Analyst: Amisha Vora, Joint MD, Prabhudas Lilladher
Tata Motors, Glenmark, Federal Bank:
Among the largecap stocks, we like Tata Motors, even though we believe that the September quarter results may not be that great. Ebitda for the quarter may remain under pressure, but we believe in case of the JLR numbers, the bottom is already in place. Even as the stock has run up a lot this month, we believe it is a strong buy on every correction.
In addition, we would like to be in the pharma space, where we like Glenmark Pharma. We think over the next two years, the kind of cash generation that the drugmaker will see because of the growth will be very strong. The beginning is yet to be made, but its ANDA pipeline is very strong.
And the third from within the midcap basket, we have been bullish on is Federal Bank. We think the time has probably come when asset quality issues have kind of stabilised and we think Federal Bank looks extremely good.
Analyst: Girish Pai, HoR, Nirmal Bang Institutional Equities
Hero MotoCorp, HDFC Bank, ICICI Bank
We have positive views on private sector banks, especially HDFC Bank, ICICI Bank and Axis Bank.

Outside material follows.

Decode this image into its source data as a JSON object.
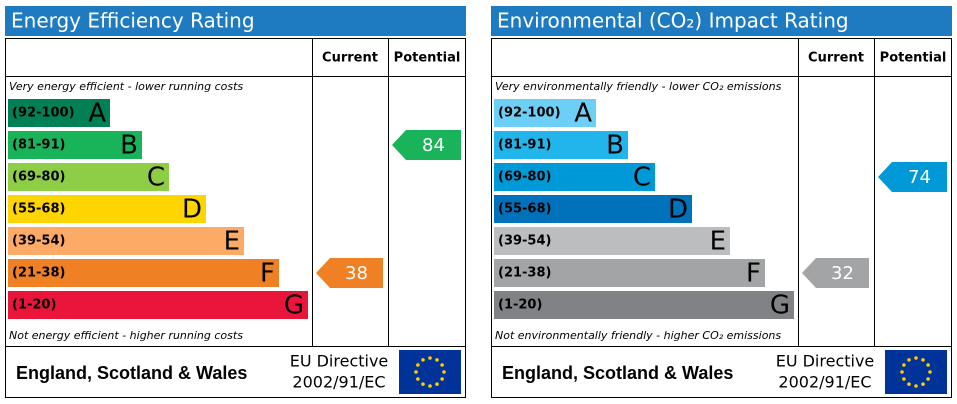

Among the PSBs, we like SBI. In the auto space, we like Hero Honda. Maruti is something we did like at lower levels. But given the runup we have seen on the counter, we believe there is not much of an upside left on this particular counter. We cover more of midcap consumer names than largecap ones.
As a house, we are focused more on midcap ideas and we have given selective buy calls on select consumer-oriented and capital goods stocks. Broadly, those are the areas we are working on.
From a largecap perspective, private banks are the ones we have been kind of pushing with clients. The auto space is very narrow, with only Hero MotoCorp being the stock that we really like from a buying perspective.
Analyst: Kunj Bansal, ED & CIO, Centrum Wealth
Sanghvi Movers, IFB Industries
These two stocks stayed investment propositions because the market has corrected significantly and valuations have seen resetting. At peak, Sanghvi Movers used to rule at around Rs 400. But the stock is currently trading at around Rs 300-310 levels, down around 25 per cent.
The company is a clear case of turnaround. In fact, its June quarter numbers saw almost 90 per cent rise in top line growth. The Ebitda growth was 2.5 times higher than top line growth. The trend is likely to improve.
As I said, that is a turnaround case and over next one or one-and-a-half years, we expect the return ratios and ROE for the company going back to around 15 per cent. To that extent, it is a business which is again coming back.
IFB Industry is a company from a different space. We have seen sudden loss of interest by investors in consumer durables over the last quarter or maybe four-five months or so.
The fact that Diwali sales will be recorded in the December quarter and not in the September quarter this year will be important. The fact that the company has set up new capacity for top-loading washing machines – which has already gone on stream and the sales have started – all these put together will result in good growth for the company going forward.